When life’s this good, who needs the Metaverse, chorus Danes in their condemnation of virtual worlds

Only the Irish hate it more, according to a new study, but there’s a good reason why people in advanced societies tend to shun such technology, according to an expert

Putting on a pair of virtual reality (VR) goggles and experiencing augmented reality (AR), investing in NFT art, and building virtual worlds – it hardly beats the joys of hygge in company, framing your three-year-old’s latest masterpiece, and fixing the roof of your summerhouse, does it?

Well, according to extensive research carried out by Coin Kickoff, the Danes are the second most likely nationality to hate the Metaverse, trailing only the Irish, who have no feckin’ time for that shite either.

Coin Kickoff reached its conclusions by using the AI sentiment analysis tool HuggingFace to assess 1.6 million tweets, 19 of the world’s most popular metaverses, and Google search volumes for metaverse-related keywords in 192 countries.

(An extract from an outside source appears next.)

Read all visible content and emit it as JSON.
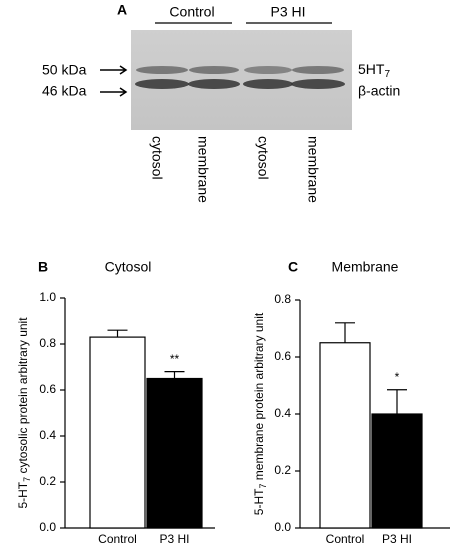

Huge fondness in Southeast Asia
Trailing Ireland and Denmark, New Zealand, the US, Canada, Norway, Sweden, the UK, Brazil and South Africa completed the top ten countries most likely to hate the Metaverse – a list, with the exception of Brazil, dominated by Anglophone and Scandinavian countries. 

The top ten countries most likely to love the Metaverse are Vietnam, Philippines, Ukraine, Nigeria, Indonesia, Taiwan, Sri Lanka, Turkey, Singapore and Portugal. 

For example, 56.8 percent of tweets made by Vietnamese people about the Metaverse are in favour of it. In the Philippines there are a world-leading 2,421 Google searches for the Metaverse for every 1,000 people.

At the other end of the spectrum, 14.4 percent of tweets made by Irish people contain negative sentiment, closely followed by the Danes with 13.2 percent.

A question of contentment
So why is the Metaverse so popular in Southeast Asia and unpopular in Northern Europe? According to ART[XR].com founder Eric Prince – who has 25 years of experience developing online, mobile games and immersive 3D web VR/AR/XR  technologies – it is primarily a question of contentment.

The Danes are frequent winners of the world’s happiest people, and this is not a good fit for the Metaverse, he contended from his art gallery in Copenhagen, where he is working on bridging fine arts and digital platforms to help usher in what is being called the future of the internet. 

“The Danes may be experiencing far too much real utopian society to go looking for a virtual utopian replacement. Simply, life is good in Denmark,” he concluded.

In contrast, Vietnamese and Filipino fans of the Metaverse might be looking for escapism, he suggested – poignantly Ukraine is one of only two non-Asian countries in the top ten who love it.

A matter of sophistication 
Furthermore, the Metaverse is currently lacking in sophistication if the “designed-by-committee nightmarish safety manual look” of Horizon Worlds is anything to go by”, pointed out Prince – again making it a better fit for tastes in Vietnam and the Philippines than Denmark and its northern European neighbours.

“The first designs of the Metaverse have been very cartoony and appealing to a mass consumption or unsophisticated aesthetic taste. This is not being overly critical, more a direct observation backed by early success in the Metaverse by companies like Roblox, which was specifically designed for kids,” explained Prince.

“In contrast, poorer countries like the Philippines seem to be engaging generously with the Metaverse and how it is currently being presented. Maybe these people are more optimistic and thankful, or maybe the candy-deliverable cartoony palette is more appealing than their reality.”

Value increasing by the day
According to Gartner, 25 percent of the planet’s population will be spending at least an hour per day in the Metaverse by 2026 – as it becomes a mecca for gamers – while McKinsey predicts the sector could be generating as much as 5 trillion US dollars in value by 2030. 

Facebook (remember that it changed its name to Meta in 2021, but nobody cares) has seen a recent downturn in interest in its new venture Horizon Worlds, which it launched in 2021 after acquiring the VR platform Oculus for 2 billion US dollars seven years earlier.

Subscriptions to Horizon Worlds were initially brisk, reaching 300,000 active users by February 2022. But since then, numbers have fallen by 50 percent. The company’s share price toppled by 70 percent in 2022.